Theo's health deteriorated in the months after the death of his brother. He had suffered from syphilis—though this was not admitted by the family for many years. He was admitted to the hospital; weak and unable to come to terms with Vincent's absence, he died six months later, on 25 January, at Utrecht. In 1914, Theo's body was exhumed and re-buried with his brother at Auvers-sur-Oise.
While most of Vincent's late paintings are somber, they are essentially optimistic and reflect a desire to return to lucid mental health. However, the paintings completed in the days before his suicide are severely dark. His At Eternity's Gate, a portrayal of an old man holding his head in his hands, is particularly bleak. The work serves as a compelling and poignant expression of the artist's state of mind in his final days. Over the years there has been much debate as to the source of Van Gogh's illness and its effect on his work. Over 150 psychiatrists have attempted to label its root, with some 30 different diagnoses. Diagnoses that have been put forward include schizophrenia, bipolar disorder, syphilis, poisoning from swallowed paints, temporal lobe epilepsy and acute intermittent porphyria. Any of these could have been the culprit and been aggravated by malnutrition, overwork, insomnia and consumption of alcohol, especially absinthe.

Influence
In his final letter to Theo, Vincent admitted that as he did not have any children, he viewed his paintings as his progeny. Reflecting on this, the historian Simon Schama concluded that he "did have a child of course, Expressionism, and many, many heirs." Schama mentioned a wide number of artists who have adapted elements of Van Gogh's style, including Willem de Kooning, Howard Hodgkin and Jackson Pollock. The French Fauves, including Henri Matisse, extended both his use of color and freedom in applying it, as did German Expressionists in the Die Brücke group, as well as other early modernists. Abstract Expressionism of the 1940s and 1950s is seen as in part inspired from Van Gogh's broad, gestural brush strokes. In the words of art critic Sue Hubbard: "At the beginning of the twentieth century Van Gogh gave the Expressionists a new painterly language which enabled them to go beyond surface appearance and penetrate deeper essential truths. It is no coincidence that at this very moment Freud was also mining the depths of that essentially modern domain—the subconscious. This beautiful and intelligent exhibition places Van Gogh where he firmly belongs; as the trailblazer of modern art."

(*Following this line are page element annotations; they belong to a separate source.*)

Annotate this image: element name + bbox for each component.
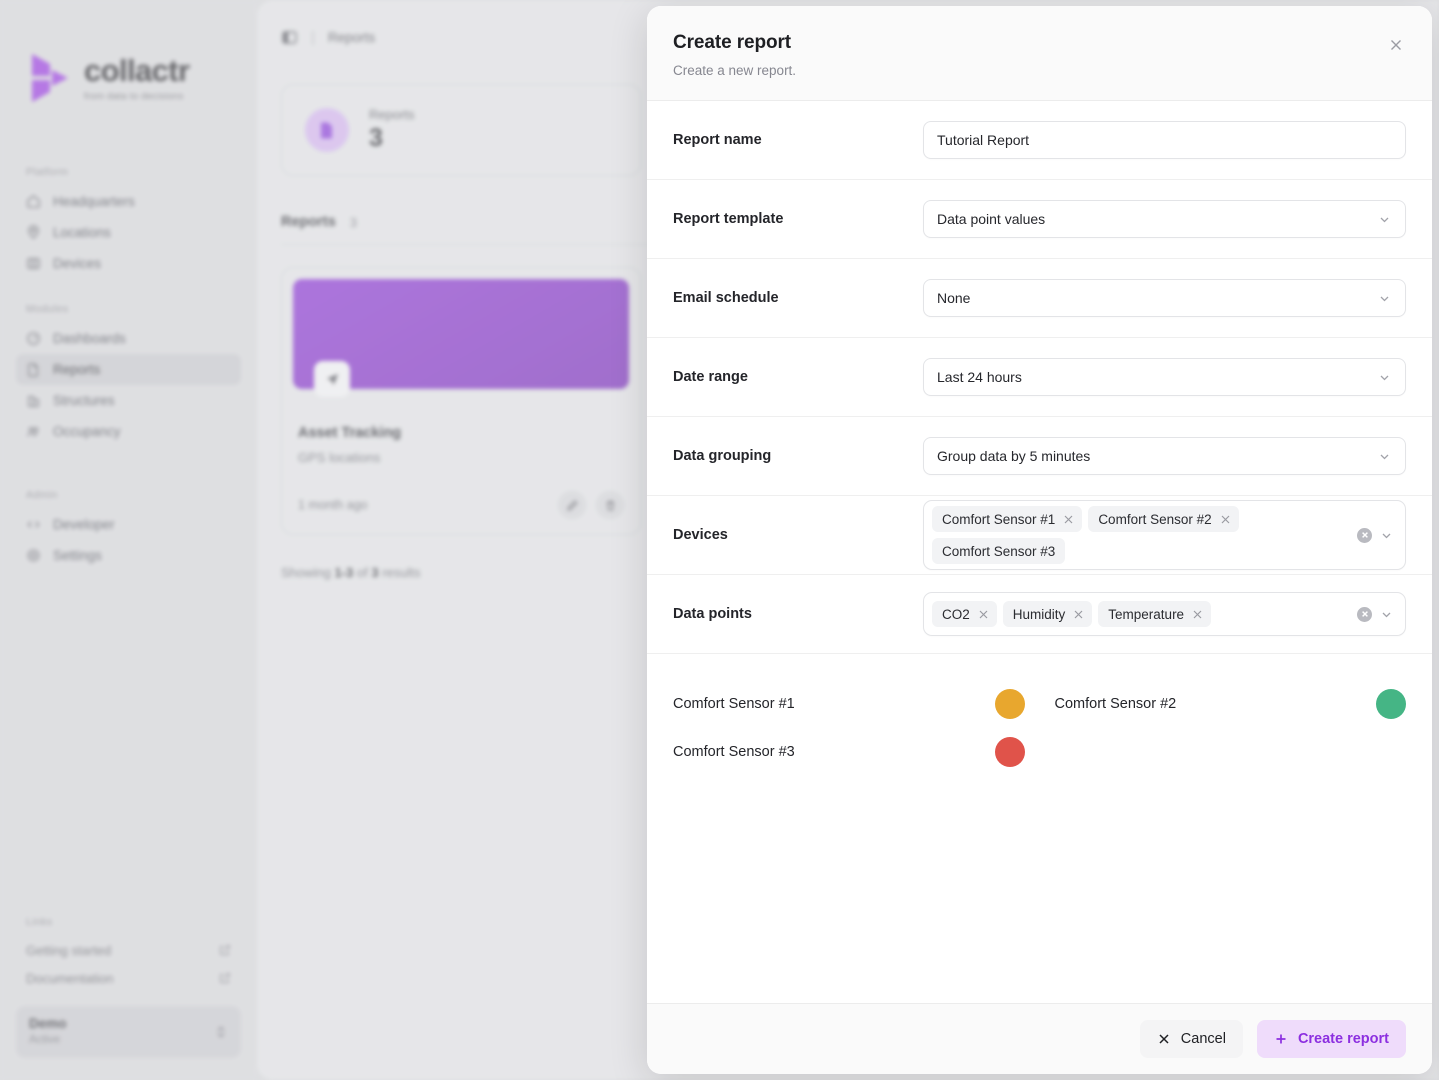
screen: collactr from data to decisions Platform… [0, 0, 1439, 1080]
close-icon[interactable] [1063, 514, 1074, 525]
chevron-down-icon[interactable] [1379, 607, 1394, 622]
color-swatch[interactable] [994, 737, 1025, 767]
data-points-multiselect[interactable]: CO2 Humidity Temperature [923, 592, 1406, 636]
data-points-tools [1357, 606, 1397, 622]
select-value: Data point values [937, 211, 1046, 227]
dialog-title: Create report [673, 32, 792, 53]
data-point-chip[interactable]: Temperature [1098, 601, 1212, 627]
field-label: Date range [673, 369, 748, 385]
device-color-section: Comfort Sensor #1 Comfort Sensor #2 Comf… [647, 654, 1432, 776]
chevron-down-icon [1377, 449, 1392, 464]
device-name: Comfort Sensor #2 [1054, 696, 1177, 712]
chip-label: Comfort Sensor #1 [942, 511, 1056, 527]
chevron-down-icon[interactable] [1379, 528, 1394, 543]
color-swatch[interactable] [1376, 689, 1406, 719]
device-color-row: Comfort Sensor #3 [673, 728, 1025, 776]
chevron-down-icon [1377, 291, 1392, 306]
data-point-chip[interactable]: CO2 [932, 601, 997, 627]
dialog-footer: Cancel Create report [647, 1003, 1432, 1074]
data-grouping-select[interactable]: Group data by 5 minutes [923, 437, 1406, 475]
email-schedule-select[interactable]: None [923, 279, 1406, 317]
close-icon[interactable] [1387, 36, 1405, 54]
device-name: Comfort Sensor #3 [673, 744, 795, 760]
date-range-select[interactable]: Last 24 hours [923, 358, 1406, 396]
chip-label: CO2 [942, 606, 970, 622]
device-chip[interactable]: Comfort Sensor #1 [932, 506, 1083, 532]
data-points-chips: CO2 Humidity Temperature [932, 601, 1351, 627]
color-swatch[interactable] [994, 689, 1025, 719]
device-name: Comfort Sensor #1 [673, 696, 795, 712]
field-row-date-range: Date range Last 24 hours [647, 338, 1432, 417]
close-icon[interactable] [978, 609, 989, 620]
field-row-data-points: Data points CO2 Humidity Temperature [647, 575, 1432, 654]
close-icon[interactable] [1192, 609, 1203, 620]
field-label: Devices [673, 527, 728, 543]
dialog-header: Create report Create a new report. [647, 6, 1432, 101]
chip-label: Temperature [1108, 606, 1185, 622]
field-row-report-template: Report template Data point values [647, 180, 1432, 259]
cancel-button[interactable]: Cancel [1139, 1020, 1243, 1058]
data-point-chip[interactable]: Humidity [1002, 601, 1093, 627]
chevron-down-icon [1377, 370, 1392, 385]
device-color-grid: Comfort Sensor #1 Comfort Sensor #2 Comf… [673, 680, 1406, 776]
device-chip[interactable]: Comfort Sensor #3 [932, 538, 1066, 564]
device-color-row: Comfort Sensor #1 [673, 680, 1025, 728]
create-report-button-label: Create report [1297, 1031, 1389, 1047]
field-row-data-grouping: Data grouping Group data by 5 minutes [647, 417, 1432, 496]
field-row-devices: Devices Comfort Sensor #1 Comfort Sensor… [647, 496, 1432, 575]
report-name-input[interactable]: Tutorial Report [923, 121, 1406, 159]
field-row-email-schedule: Email schedule None [647, 259, 1432, 338]
devices-multiselect[interactable]: Comfort Sensor #1 Comfort Sensor #2 Comf… [923, 500, 1406, 570]
plus-icon [1274, 1032, 1288, 1046]
create-report-dialog: Create report Create a new report. Repor… [647, 6, 1432, 1074]
select-value: Group data by 5 minutes [937, 448, 1091, 464]
field-row-report-name: Report name Tutorial Report [647, 101, 1432, 180]
clear-circle-icon[interactable] [1357, 606, 1372, 622]
field-label: Report name [673, 132, 762, 148]
close-icon[interactable] [1220, 514, 1231, 525]
field-label: Data points [673, 606, 752, 622]
devices-tools [1357, 527, 1397, 543]
chip-label: Humidity [1012, 606, 1066, 622]
select-value: None [937, 290, 971, 306]
chevron-down-icon [1377, 212, 1392, 227]
close-icon [1157, 1032, 1171, 1046]
chip-label: Comfort Sensor #2 [1098, 511, 1212, 527]
create-report-button[interactable]: Create report [1256, 1020, 1406, 1058]
report-template-select[interactable]: Data point values [923, 200, 1406, 238]
field-label: Report template [673, 211, 784, 227]
select-value: Last 24 hours [937, 369, 1022, 385]
cancel-button-label: Cancel [1180, 1031, 1226, 1047]
devices-chips: Comfort Sensor #1 Comfort Sensor #2 Comf… [932, 506, 1351, 564]
close-icon[interactable] [1073, 609, 1084, 620]
input-value: Tutorial Report [937, 132, 1030, 148]
dialog-subtitle: Create a new report. [673, 63, 797, 78]
chip-label: Comfort Sensor #3 [942, 543, 1056, 559]
dialog-body: Report name Tutorial Report Report templ… [647, 101, 1432, 1003]
clear-circle-icon[interactable] [1357, 527, 1372, 543]
field-label: Data grouping [673, 448, 772, 464]
device-chip[interactable]: Comfort Sensor #2 [1088, 506, 1239, 532]
field-label: Email schedule [673, 290, 779, 306]
device-color-row: Comfort Sensor #2 [1054, 680, 1406, 728]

In 1957, Francis Bacon (1909–1992) based a series of paintings on reproductions of Van Gogh's The Painter on the Road to Tarascon, the original of which was destroyed during World War II. Bacon was inspired by not only an image he described as "haunting", but also Van Gogh himself, whom Bacon regarded as an alienated outsider, a position which resonated with Bacon. The Irish artist further identified with Van Gogh's theories of art and quoted lines written in a letter to Theo, "Real painters do not paint things as they are...They paint them as they themselves feel them to be". An exhibition devoted to Vincent van Gogh's letters took place in the Van Gogh Museum in Amsterdam from October 2009 to January 2010 and then moved to the Royal Academy in London from late January to April.